Cahaya lampu yang redup berusaha memaksimalkan kekuatan yang ia punya untuk menciptakan sinar dari pergerakan elektron.

Aneh sekali, tak ada balasan salam yang menyambutku pulang, dan sesaat baru aku sadari jika aku tidak menemukan sepeda motor kerjaku di teras depan.

Otak dan dadaku seketika kejang, ke mana motor ini pergi jika bukan aku yang membawanya?

Lail tidak bisa mengendarai motor gigi, ia sejak awal hanya mau naik motor matic.

Tidak mungkin Ibu, jangankan membawanya, memboncengku saja ia takut.

Aku menghambur ke kamar dan menggerayangi meja yang biasa kugunakan untuk belajar. Tidak aku temukan kunci motorku di sana.

Kemudian di ruang tengah, di cantolan dekat jendela, tempat di mana kami sekeluarga biasa menaruh kunci rumah dan sejenisnya.

Nihil hanya ada satu kunci silver untuk membuka pintu depan.

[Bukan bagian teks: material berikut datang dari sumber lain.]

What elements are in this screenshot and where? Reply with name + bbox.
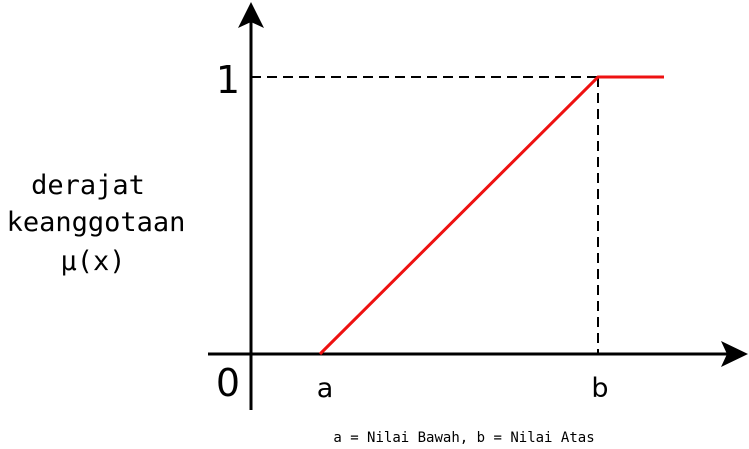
origin-label: 0: [216, 361, 240, 405]
y-axis-arrowhead: [238, 2, 264, 28]
membership-curve: [318, 75, 664, 356]
y-tick-one: 1: [216, 58, 240, 102]
legend-note: a = Nilai Bawah, b = Nilai Atas: [333, 430, 594, 446]
x-axis-arrowhead: [721, 341, 748, 367]
y-axis-label-line-3: μ(x): [60, 246, 125, 277]
x-tick-b: b: [591, 373, 608, 404]
y-axis-label-line-2: keanggotaan: [7, 207, 186, 238]
x-tick-a: a: [317, 373, 334, 404]
y-axis-label-line-1: derajat: [31, 170, 145, 201]
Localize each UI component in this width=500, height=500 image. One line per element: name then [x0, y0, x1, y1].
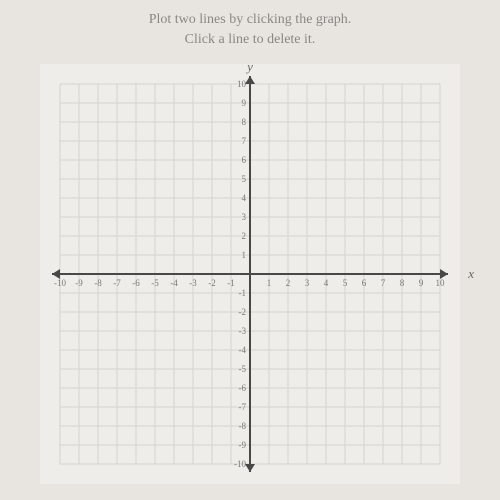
svg-text:8: 8 [242, 117, 247, 127]
svg-text:10: 10 [436, 278, 446, 288]
svg-text:4: 4 [324, 278, 329, 288]
svg-text:-7: -7 [113, 278, 121, 288]
svg-text:9: 9 [419, 278, 424, 288]
svg-text:2: 2 [242, 231, 247, 241]
svg-text:3: 3 [305, 278, 310, 288]
svg-text:-8: -8 [239, 421, 247, 431]
svg-text:5: 5 [242, 174, 247, 184]
svg-text:-5: -5 [239, 364, 247, 374]
svg-text:6: 6 [362, 278, 367, 288]
instructions-block: Plot two lines by clicking the graph. Cl… [20, 10, 480, 49]
svg-text:-2: -2 [239, 307, 247, 317]
svg-text:7: 7 [381, 278, 386, 288]
instruction-line-2: Click a line to delete it. [20, 30, 480, 50]
svg-text:10: 10 [237, 79, 247, 89]
svg-text:-4: -4 [239, 345, 247, 355]
svg-text:8: 8 [400, 278, 405, 288]
svg-text:9: 9 [242, 98, 247, 108]
svg-text:-7: -7 [239, 402, 247, 412]
svg-text:2: 2 [286, 278, 291, 288]
svg-text:4: 4 [242, 193, 247, 203]
grid-svg[interactable]: -10 -9 -8 -7 -6 -5 -4 -3 -2 -1 1 2 3 4 5 6 7 8 9 10 -10 -9 -8 -… [40, 64, 460, 484]
svg-text:-5: -5 [151, 278, 159, 288]
svg-text:-10: -10 [234, 459, 246, 469]
svg-text:1: 1 [242, 250, 247, 260]
svg-text:-6: -6 [132, 278, 140, 288]
svg-text:-1: -1 [227, 278, 235, 288]
svg-text:-9: -9 [239, 440, 247, 450]
svg-text:-9: -9 [75, 278, 83, 288]
svg-text:-4: -4 [170, 278, 178, 288]
svg-text:3: 3 [242, 212, 247, 222]
svg-text:-3: -3 [189, 278, 197, 288]
svg-text:-8: -8 [94, 278, 102, 288]
svg-text:-2: -2 [208, 278, 216, 288]
svg-text:7: 7 [242, 136, 247, 146]
svg-text:5: 5 [343, 278, 348, 288]
instruction-line-1: Plot two lines by clicking the graph. [20, 10, 480, 30]
coordinate-graph[interactable]: y x -10-9-8-7-6-5-4-3-2-112345678910-10-… [40, 64, 460, 484]
svg-text:1: 1 [267, 278, 272, 288]
svg-text:-1: -1 [239, 288, 247, 298]
x-axis-label: x [468, 266, 474, 282]
svg-text:-3: -3 [239, 326, 247, 336]
svg-text:6: 6 [242, 155, 247, 165]
svg-text:-10: -10 [54, 278, 66, 288]
svg-text:-6: -6 [239, 383, 247, 393]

Jupri memandangku dengan heran tanpa tahu apa yang terjadi padaku.

Kini keringatku sudah sebesar biji jagung, menempel di jidat dan punggung.

Ketika sampai di dapur, kulihat Ibu tengah duduk, hanya menatapku dan tidak mengatakan apa pun.

"Bu, di mana sepeda motor Nadif?" Detak jantungku sudah kehilangan kendalinya, rasanya ia tengah memompa darahku di luar kemampuan biasanya.

Ibu hanya diam, menatapku kosong dan tetap tidak mengatakan apa pun, Ibu kenapa?

Sejak dua hari yang lalu, Ibu memang mengeluh pusing, perutnya sakit dan terus batuk-batuk.

Sesekali Ibu juga berkata bahwa mulutnya terasa pahit untuk mengecap makanan apa pun.

Aku masih menunggu reaksi Ibu dengan menanyakan hal yang sama dua kali.

Dan ketika aku mendekat, ibu berdiri dengan galak. "Waktu kemarin kamu tidak pulang, kamu ke mana saja, Nak?" tanya Ibu, dengan raut wajah yang marah tapi matanya berair.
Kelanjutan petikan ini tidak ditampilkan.